A previous responder indicated that reverse osmosis filtration is a better modern method; however, it is only suitable for low flow rates. Again, it will take out chlorine and florides and like charcoal filters must only be used with clorinated water to prevent bacterial growth.

This may not be practical as an engineering solution, but Fe is typically very insoluble in aerobic water with neutral pH. If you have substantial concentrations of iron in solution, you can oxidize the water and/or adjust pH to precipitate out the Fe. I'm happy to discuss more if you're interested.

I have researched water softening and it seems to me that it does not have much to do with my experiment as it focusing on alkinity of water. I have decided to focus on removing zinc (the only ion in large concentrations that i found) through filtration through peatmoss. My design does not have to be realistically applicable and I am just looking for what mathematical formulae will predict the amount of cleaning I can expect through (I believe the correct term is) adsorbance. Thank you all for your help.

I would suggest you try using Google to get information about this specific issue. Search terms that worked well for me were "adsorbent peat moss zinc", which resulted in numerous hits pointing towards scholarly documents.

The most useful looking one to me "Equilibrium Parameters for the Sorption of Copper, Cadmium and Zinc Ions onto Peat", unfortunately, was only available for purchase from Wiley Interscience. However, it might be available through your local library for free, especially if you have access to any nearby university libraries. If it looks useful to you, based on the abstract, I would suggest you get the citation information from that link on the Google results and take it to a reference librarian and ask for help.
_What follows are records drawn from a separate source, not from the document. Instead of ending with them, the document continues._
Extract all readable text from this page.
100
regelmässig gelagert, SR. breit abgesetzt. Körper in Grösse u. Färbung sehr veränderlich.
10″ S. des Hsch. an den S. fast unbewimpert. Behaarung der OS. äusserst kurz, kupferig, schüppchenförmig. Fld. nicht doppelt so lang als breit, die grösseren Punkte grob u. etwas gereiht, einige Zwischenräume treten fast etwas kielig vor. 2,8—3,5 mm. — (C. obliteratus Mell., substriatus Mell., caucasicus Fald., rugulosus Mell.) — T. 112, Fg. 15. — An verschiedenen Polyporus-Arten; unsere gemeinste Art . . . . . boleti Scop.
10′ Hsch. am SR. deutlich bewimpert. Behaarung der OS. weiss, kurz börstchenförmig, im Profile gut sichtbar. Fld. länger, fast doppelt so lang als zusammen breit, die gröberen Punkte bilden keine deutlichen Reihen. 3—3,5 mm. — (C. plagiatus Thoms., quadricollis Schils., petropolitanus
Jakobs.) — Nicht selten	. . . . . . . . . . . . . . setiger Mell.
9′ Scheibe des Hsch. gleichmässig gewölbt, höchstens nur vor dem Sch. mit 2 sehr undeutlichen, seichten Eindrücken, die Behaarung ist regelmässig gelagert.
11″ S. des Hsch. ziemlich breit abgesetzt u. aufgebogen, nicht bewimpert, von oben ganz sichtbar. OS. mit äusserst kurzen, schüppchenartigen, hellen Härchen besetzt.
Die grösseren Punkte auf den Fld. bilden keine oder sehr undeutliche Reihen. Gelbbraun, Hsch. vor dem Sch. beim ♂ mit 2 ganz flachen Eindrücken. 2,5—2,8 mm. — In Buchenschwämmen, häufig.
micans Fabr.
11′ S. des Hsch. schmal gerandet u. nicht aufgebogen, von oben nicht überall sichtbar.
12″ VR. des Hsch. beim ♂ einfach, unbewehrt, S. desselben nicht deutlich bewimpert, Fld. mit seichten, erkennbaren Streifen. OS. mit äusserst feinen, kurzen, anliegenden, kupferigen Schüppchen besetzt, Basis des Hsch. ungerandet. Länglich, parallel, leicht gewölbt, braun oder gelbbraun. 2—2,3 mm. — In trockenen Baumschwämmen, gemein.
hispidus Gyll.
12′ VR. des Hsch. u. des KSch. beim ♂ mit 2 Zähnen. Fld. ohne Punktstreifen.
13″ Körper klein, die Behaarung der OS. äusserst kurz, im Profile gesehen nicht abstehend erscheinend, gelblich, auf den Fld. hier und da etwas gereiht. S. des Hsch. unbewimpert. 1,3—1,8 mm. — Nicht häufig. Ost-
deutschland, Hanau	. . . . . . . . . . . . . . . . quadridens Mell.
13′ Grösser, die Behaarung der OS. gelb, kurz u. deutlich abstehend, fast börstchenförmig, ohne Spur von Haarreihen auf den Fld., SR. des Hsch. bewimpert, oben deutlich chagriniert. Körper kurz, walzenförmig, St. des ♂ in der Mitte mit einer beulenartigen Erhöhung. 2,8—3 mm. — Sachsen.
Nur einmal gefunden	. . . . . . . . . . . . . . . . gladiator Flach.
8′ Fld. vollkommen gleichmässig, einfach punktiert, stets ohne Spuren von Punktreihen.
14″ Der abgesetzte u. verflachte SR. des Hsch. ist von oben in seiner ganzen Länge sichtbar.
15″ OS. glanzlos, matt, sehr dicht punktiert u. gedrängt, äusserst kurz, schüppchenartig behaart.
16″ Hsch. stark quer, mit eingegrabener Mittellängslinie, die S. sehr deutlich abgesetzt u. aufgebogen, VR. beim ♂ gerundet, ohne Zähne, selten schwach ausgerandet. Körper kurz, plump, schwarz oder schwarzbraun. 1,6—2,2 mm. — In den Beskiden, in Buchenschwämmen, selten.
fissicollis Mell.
Also, the Wikipedia article on Adsorption appears to have considerable discussion on the math of the process. I wouldn't use that as a primary research source, because it's just a (potentially unreliable) encyclopedia, but it may be able to direct your research towards more traditional sources you could cite for your project.

Hope that's helpful.

Just to make a little correction to one of the above answers. Chlorine destroys Reverse Osmosis membranes. Therefore you'll always see a carbon filter that removes chlorine (or chloramine, depending on your local water supply) before it goes through the membrane.
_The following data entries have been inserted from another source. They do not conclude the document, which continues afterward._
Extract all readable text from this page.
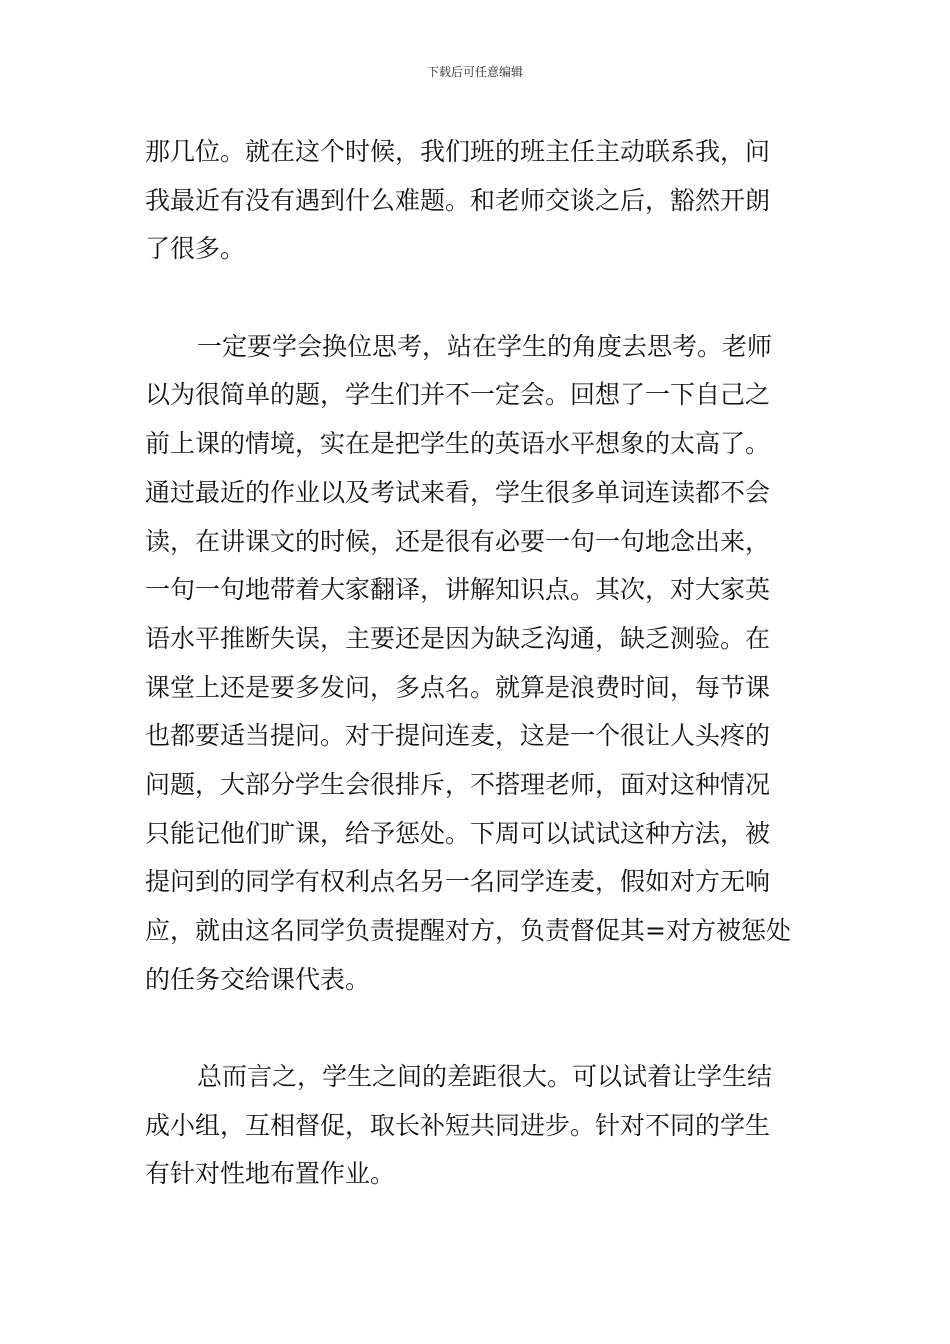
下载后可任意编辑
那几位。就在这个时候，我们班的班主任主动联系我，问
我最近有没有遇到什么难题。和老师交谈之后，豁然开朗
了很多。
一定要学会换位思考，站在学生的角度去思考。老师
以为很简单的题，学生们并不一定会。回想了一下自己之
前上课的情境，实在是把学生的英语水平想象的太高了。
通过最近的作业以及考试来看，学生很多单词连读都不会
读，在讲课文的时候，还是很有必要一句一句地念出来，
一句一句地带着大家翻译，讲解知识点。其次，对大家英
语水平推断失误，主要还是因为缺乏沟通，缺乏测验。在
课堂上还是要多发问，多点名。就算是浪费时间，每节课
也都要适当提问。对于提问连麦，这是一个很让人头疼的
问题，大部分学生会很排斥，不搭理老师，面对这种情况
只能记他们旷课，给予惩处。下周可以试试这种方法，被
提问到的同学有权利点名另一名同学连麦，假如对方无响
应，就由这名同学负责提醒对方，负责督促其=对方被惩处
的任务交给课代表。
总而言之，学生之间的差距很大。可以试着让学生结
成小组，互相督促，取长补短共同进步。针对不同的学生
有针对性地布置作业。
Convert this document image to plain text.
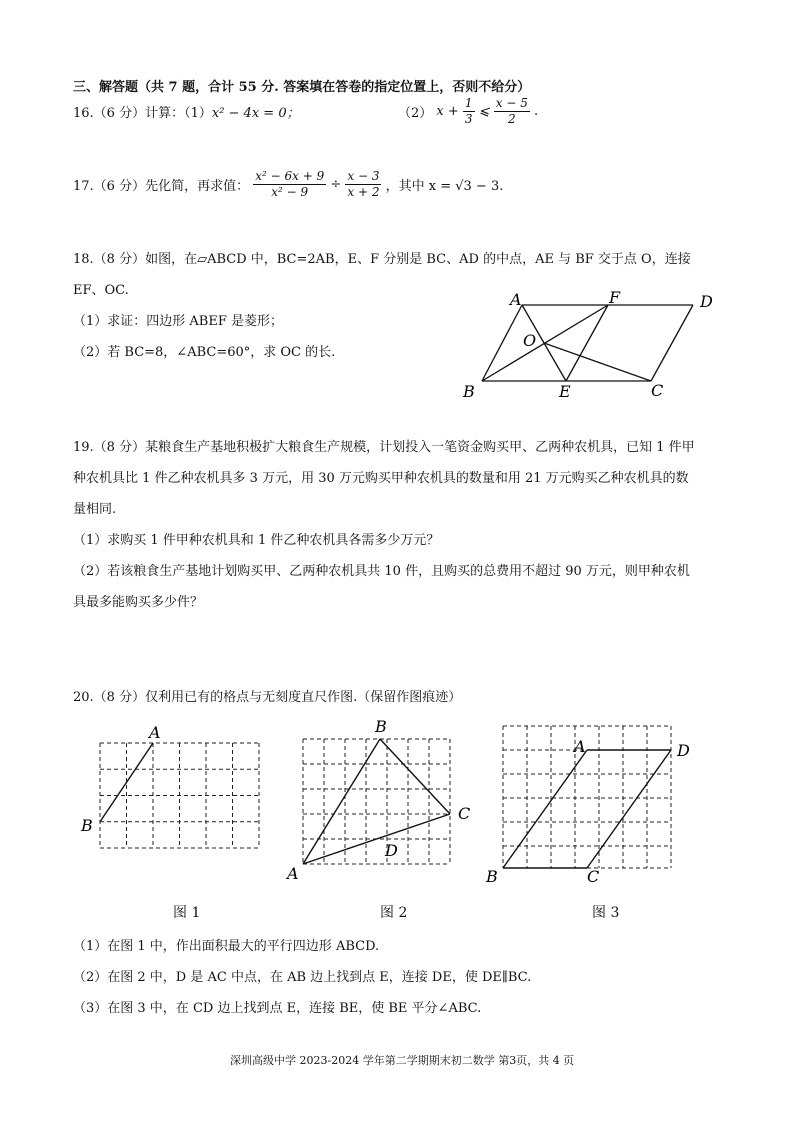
三、解答题（共 7 题，合计 55 分. 答案填在答卷的指定位置上，否则不给分）
16.（6 分）计算：（1）x² − 4x = 0；	（2） $x + \frac{1}{3}$ ⩽ $\frac{x - 5}{2}$ .
17.（6 分）先化简，再求值： $\frac{\text{x² − 6x + 9}}{\text{x² − 9}} \div \frac{x - 3}{x + 2}$ ，其中 x = √3 − 3.
18.（8 分）如图，在▱ABCD 中，BC=2AB，E、F 分别是 BC、AD 的中点，AE 与 BF 交于点 O，连接
EF、OC.
（1）求证：四边形 ABEF 是菱形；
（2）若 BC=8，∠ABC=60°，求 OC 的长.
A	F	D
O
B	E	C
19.（8 分）某粮食生产基地积极扩大粮食生产规模，计划投入一笔资金购买甲、乙两种农机具，已知 1 件甲
种农机具比 1 件乙种农机具多 3 万元，用 30 万元购买甲种农机具的数量和用 21 万元购买乙种农机具的数
量相同.
（1）求购买 1 件甲种农机具和 1 件乙种农机具各需多少万元？
（2）若该粮食生产基地计划购买甲、乙两种农机具共 10 件，且购买的总费用不超过 90 万元，则甲种农机
具最多能购买多少件？
20.（8 分）仅利用已有的格点与无刻度直尺作图.（保留作图痕迹）
A
B
图 1
B
C
D
A
图 2
A	D
B	C
图 3
（1）在图 1 中，作出面积最大的平行四边形 ABCD.
（2）在图 2 中，D 是 AC 中点，在 AB 边上找到点 E，连接 DE，使 DE∥BC.
（3）在图 3 中，在 CD 边上找到点 E，连接 BE，使 BE 平分∠ABC.
深圳高级中学 2023-2024 学年第二学期期末初二数学 第3页，共 4 页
A further filtering step is often the addition of mixed-bed anion/cation resins after the RO step. This is known as a deionization system (or DI for short). This produces water with virtually no ions in it. Not totally safe for drinking for esoteric reasons of increased reactivity, but as low in dissolved solids (pure) as can be easily obtained (outside of distillation, or other methods.)

You can easily find inexpensive dissolved solids meters on the web. These can give you a numeric reading of dissolved solids, but won't tell you what they are. They can read a very high number for hard water, and a low number for soft water, lower still for RO water, and essentially 0 for DI water.

As has been noted above, all these filtration systems are only good for low flow situations, unless you have a storage tank (then without something like a UV light, bacterial contamination becomes an issue.)